Critical-step coverage: DynaAct achieves 0.63 vs. rStar's 0.47, confirming that its action selection is meaningfully more relevant.

Highlights & Insights¶

Formalizing action space construction as subset selection: This is an underexplored research problem, orthogonal to policy learning and reward modeling, and opens a new direction for MDP-based LLM reasoning.
Elegant submodular function design: The LogSumExp utility term naturally satisfies submodularity; using the sum of nearest-neighbor distances in the embedding space as a diversity measure is concise and effective.
Precomputed embeddings with greedy linear complexity: Action embeddings can be cached, requiring only online encoding of the current state, thereby introducing negligible additional latency.

Limitations & Future Work¶

The surrogate action space is extracted from Open-Platypus, introducing domain bias; coverage may be insufficient for specific vertical domains such as programming or scientific experimentation.
Substantial redundancy remains among the 40,822 observations; \(\mathcal{A}\) itself could be further compressed.
Extracting observation sketches relies on Llama-3.1-70B, which is unfriendly to smaller-model deployments.
The current design uses a single embedding function \(\mathbf{e}(\cdot)\) with limited representational capacity; multi-head or hierarchical embeddings warrant exploration.

vs. rStar: rStar's manually defined 5-action space lacks scalability and underperforms DynaAct on MATH-500 and general-purpose tasks.
vs.
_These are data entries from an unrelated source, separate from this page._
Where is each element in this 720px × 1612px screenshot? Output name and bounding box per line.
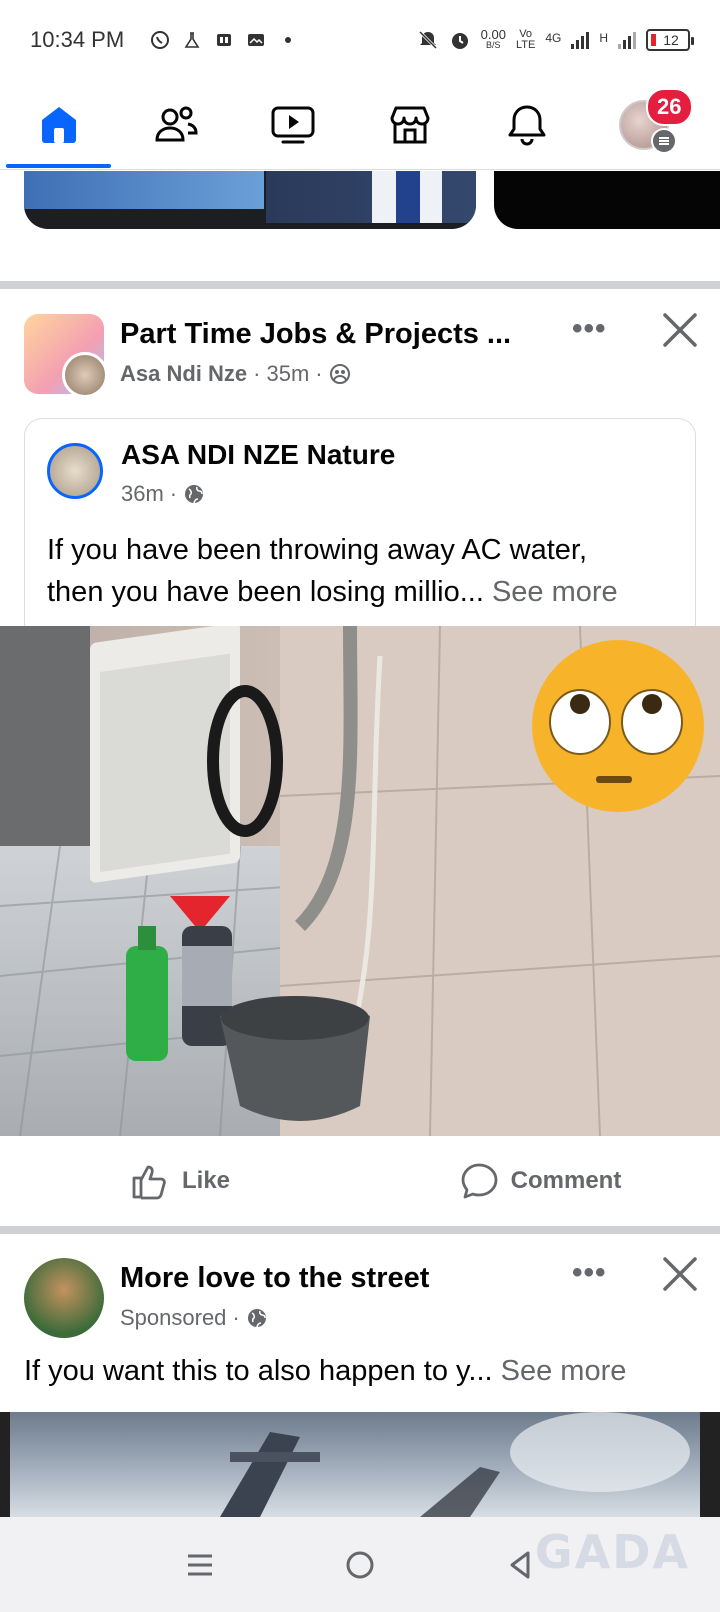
post-actions: Like Comment <box>0 1136 720 1226</box>
more-options-button[interactable]: ••• <box>572 312 607 346</box>
back-icon[interactable] <box>504 1549 536 1581</box>
reel-card[interactable] <box>494 171 720 229</box>
battery-icon: 12 <box>646 29 694 51</box>
clock: 10:34 PM <box>30 27 125 52</box>
sponsored-post-header: More love to the street Sponsored · <box>24 1258 429 1338</box>
volte-indicator: Vo LTE <box>515 28 536 51</box>
home-button-icon[interactable] <box>344 1549 376 1581</box>
reels-strip[interactable] <box>0 171 720 281</box>
globe-icon <box>247 1309 266 1328</box>
author-avatar[interactable] <box>62 352 108 398</box>
signal-bars-2-icon <box>618 31 636 49</box>
marketplace-icon <box>390 106 429 143</box>
tab-marketplace[interactable] <box>351 80 468 170</box>
gallery-icon <box>248 34 265 46</box>
tab-video[interactable] <box>234 80 351 170</box>
watermark-logo: GADA <box>534 1525 690 1579</box>
globe-icon <box>185 485 204 504</box>
home-icon <box>41 106 76 143</box>
like-button[interactable]: Like <box>0 1161 360 1201</box>
group-name[interactable]: Part Time Jobs & Projects ... <box>120 318 511 351</box>
feed-divider <box>0 1226 720 1234</box>
tab-notifications[interactable] <box>468 80 585 170</box>
post-text: If you have been throwing away AC water,… <box>47 534 618 608</box>
notification-count-badge: 26 <box>646 87 693 126</box>
sponsored-label[interactable]: Sponsored <box>120 1305 226 1331</box>
reel-card[interactable] <box>24 171 476 229</box>
advertiser-avatar[interactable] <box>24 1258 104 1338</box>
shared-post-time[interactable]: 36m <box>121 481 164 507</box>
feed-divider <box>0 281 720 289</box>
flask-icon <box>184 32 200 48</box>
author-name[interactable]: Asa Ndi Nze <box>120 361 247 387</box>
advertiser-name[interactable]: More love to the street <box>120 1262 429 1295</box>
net-speed: 0.00 B/S <box>480 27 506 50</box>
ad-text: If you want this to also happen to y... … <box>24 1355 627 1387</box>
dot-icon <box>285 37 292 43</box>
post-time[interactable]: 35m <box>266 361 309 387</box>
top-navigation: 26 <box>0 80 720 170</box>
tab-home[interactable] <box>0 80 117 170</box>
signal-bars-icon <box>571 31 590 49</box>
alarm-icon <box>451 33 468 49</box>
net-type-4g: 4G <box>545 31 562 45</box>
mute-bell-icon <box>418 30 437 50</box>
post-header: Part Time Jobs & Projects ... Asa Ndi Nz… <box>24 314 511 398</box>
group-avatar[interactable] <box>24 314 108 398</box>
tab-menu[interactable]: 26 <box>585 80 702 170</box>
close-icon[interactable] <box>660 1254 700 1294</box>
tab-friends[interactable] <box>117 80 234 170</box>
more-options-button[interactable]: ••• <box>572 1256 607 1290</box>
friends-icon <box>154 106 198 141</box>
page-avatar[interactable] <box>47 443 103 499</box>
page-name[interactable]: ASA NDI NZE Nature <box>121 439 395 471</box>
post-photo <box>0 626 720 1136</box>
see-more-link[interactable]: See more <box>501 1355 627 1387</box>
thumbs-up-icon <box>132 1165 166 1200</box>
menu-icon <box>650 127 677 154</box>
shared-post-card[interactable]: ASA NDI NZE Nature 36m · If you have bee… <box>24 418 696 628</box>
comment-icon <box>461 1163 498 1199</box>
see-more-link[interactable]: See more <box>492 576 618 608</box>
group-audience-icon <box>329 364 350 384</box>
ad-photo <box>0 1412 720 1517</box>
comment-button[interactable]: Comment <box>360 1161 720 1201</box>
whatsapp-icon <box>151 31 170 49</box>
net-type-h: H <box>599 31 608 45</box>
close-icon[interactable] <box>660 310 700 350</box>
status-bar: 10:34 PM 0.00 B/S Vo LTE 4G H 12 <box>0 0 720 80</box>
post-image[interactable] <box>0 626 720 1136</box>
ad-image[interactable] <box>0 1412 720 1517</box>
recent-apps-icon[interactable] <box>184 1549 216 1581</box>
video-icon <box>271 106 314 143</box>
app-icon <box>217 34 232 46</box>
bell-icon <box>508 105 545 145</box>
RAP: RAP generates sub-questions on the fly as the action space, resulting in high redundancy and large latency; DynaAct's pre-extraction combined with dynamic selection is more efficient.
vs. test-time scaling: DynaAct focuses on action space quality rather than search strategy or data quality, constituting an orthogonal contribution.

Rating¶

Novelty: ⭐⭐⭐⭐⭐ Modeling action space construction as submodular subset selection is a novel and theoretically grounded perspective.
Experimental Thoroughness: ⭐⭐⭐⭐⭐ Six benchmarks, complete ablations, efficiency comparisons, compactness analysis, and utility analysis are all provided.
Writing Quality: ⭐⭐⭐⭐ Method description is clear, with strong integration between theory and experiments.
Value: ⭐⭐⭐⭐ Provides an important infrastructural contribution to MDP-based LLM reasoning.